Spacecraft properties
- Launch mass: 139.5 kg (308 lb)

Start of mission
- Launch date: August 18, 1985 23:33 UTC
- Rocket: M-3SII
- Launch site: Uchinoura Space Center

End of mission
- Disposal: Decommissioned
- Deactivated: February 22, 1991

Orbital parameters
- Reference system: Heliocentric

Flyby of 1P/Halley
- Closest approach: March 8, 1986
- Distance: 151,000 km (94,000 mi)

Flyby of Earth
- Closest approach: August 20, 1992
- Distance: ~900,000 km (560,000 mi)

= Suisei (spacecraft) =

Japanese flyby mission to Halley's Comet (1985–1991)

 (すいせい, Suisei), originally known as Planet-A, was an uncrewed space probe developed by the Institute of Space and Astronautical Science (now part of the Japanese Aerospace Exploration Agency, or JAXA).
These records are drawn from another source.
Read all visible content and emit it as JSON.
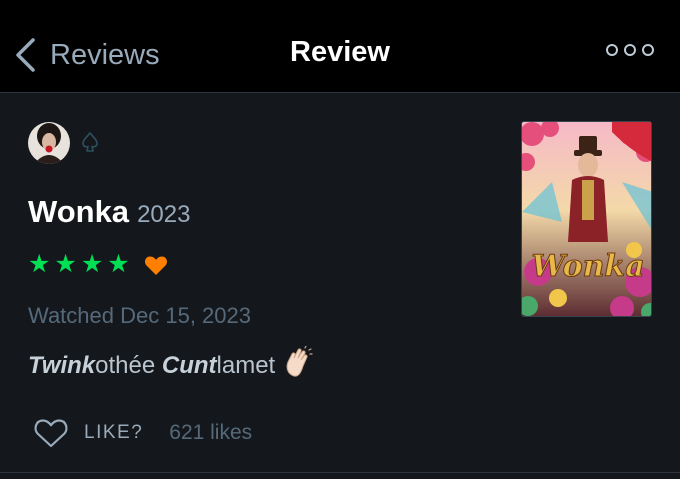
{
  "nav": {
    "back_label": "Reviews",
    "title": "Review"
  },
  "film": {
    "title": "Wonka",
    "year": "2023",
    "poster_title": "Wonka"
  },
  "review": {
    "rating_stars": 4,
    "liked": true,
    "watched": "Watched Dec 15, 2023",
    "text_parts": [
      "Twink",
      "othée ",
      "Cunt",
      "lamet"
    ]
  },
  "likes": {
    "label": "LIKE?",
    "count": "621 likes"
  },
  "colors": {
    "star": "#00e054",
    "heart": "#ff8000",
    "muted": "#56697a",
    "secondary": "#99aabb"
  },
  "icons": {
    "back": "chevron-left-icon",
    "more": "more-options-icon",
    "badge": "spade-icon",
    "clap": "clapping-hands-emoji",
    "like": "heart-outline-icon"
  }
}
It constituted a part of the Halley Armada together with Sakigake, the Soviet Vega probes, the ESA Giotto and the NASA International Cometary Explorer, to explore Halley's Comet during its 1986 sojourn through the inner Solar System.

== Spacecraft ==
Suisei was identical in construction and shape to Sakigake, but carried a different payload: a CCD UV imaging system and a solar wind instrument.
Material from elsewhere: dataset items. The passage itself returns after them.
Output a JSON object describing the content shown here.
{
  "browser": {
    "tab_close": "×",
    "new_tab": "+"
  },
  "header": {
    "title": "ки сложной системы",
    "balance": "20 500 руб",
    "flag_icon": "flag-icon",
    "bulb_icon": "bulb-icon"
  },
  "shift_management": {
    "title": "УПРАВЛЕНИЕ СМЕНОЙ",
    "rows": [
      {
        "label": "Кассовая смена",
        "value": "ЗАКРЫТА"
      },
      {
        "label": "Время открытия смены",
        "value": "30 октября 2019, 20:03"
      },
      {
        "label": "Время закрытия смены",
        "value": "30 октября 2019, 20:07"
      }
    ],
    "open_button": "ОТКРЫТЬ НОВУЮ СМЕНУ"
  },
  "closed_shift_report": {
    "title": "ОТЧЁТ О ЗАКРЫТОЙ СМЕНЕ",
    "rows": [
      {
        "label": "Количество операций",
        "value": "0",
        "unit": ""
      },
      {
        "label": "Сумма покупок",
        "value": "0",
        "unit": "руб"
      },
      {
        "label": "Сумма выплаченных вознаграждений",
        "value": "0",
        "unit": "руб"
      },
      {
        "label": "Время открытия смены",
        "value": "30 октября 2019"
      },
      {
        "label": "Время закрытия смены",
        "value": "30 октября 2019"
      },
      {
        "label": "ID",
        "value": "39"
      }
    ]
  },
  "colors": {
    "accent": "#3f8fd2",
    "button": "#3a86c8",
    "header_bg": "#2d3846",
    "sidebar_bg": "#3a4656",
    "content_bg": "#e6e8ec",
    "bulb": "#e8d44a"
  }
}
The main objective of the mission was to take UV images of the hydrogen corona for about 30 days before and after Comet Halley's descending crossing of the ecliptic plane. Solar wind parameters were measured for a much longer time period.

The spacecraft was spin-stabilized at two different rates (5 and 0.2 rpm). Hydrazine thrusters were used for attitude and velocity control; star and Sun sensors were included for attitude control; and a mechanically despun off-set parabolic dish was used for long range communication.

==Launch==
Suisei was launched on August 18, 1985, by M-3SII launch vehicle from Kagoshima Space Center on M-3SII-2 mission. It was sent on an intercept course with Comet Halley, after which it would remain in a heliocentric orbit for later use as long as it was viable.

==Halley encounter==
Suisei began UV observations in November 1985, generating up to six images/day. The spacecraft encountered Comet Halley at 151,000 km on sunward side during March 8, 1986, suffering only two dust impacts which tilted the craft by 0.72 degrees. Suisei carried two instruments designed to study the growth and the decay of the cometary object's hydrogen corona, and the interaction of the solar wind with the cometary ionosphere. These observed a peak in Comet Halley's hydrogen emissions every 53 hours.

==Earth flyby==
Fifteen burns of Suiseis 3 N motors during the period of April 5-10, 1987, yielded a 65 m/s velocity increase for a 60,000 km Earth gravity assist swingby on August 20, 1992, although the craft was then lost behind the Sun for the summer.

The hydrazine fuel was depleted on February 22, 1991. Preliminary tracking indicated a 900,000-km flyby of Earth had been achieved

==Other planned encounters==
ISAS had decided during 1987 to guide Suisei to a November 24, 1998, encounter with 21P/Giacobini–Zinner, but due to depletion of the hydrazine, this, as well as plans to fly within several million kilometers of Comet 55P/Tempel–Tuttle on February 28, 1998, were cancelled.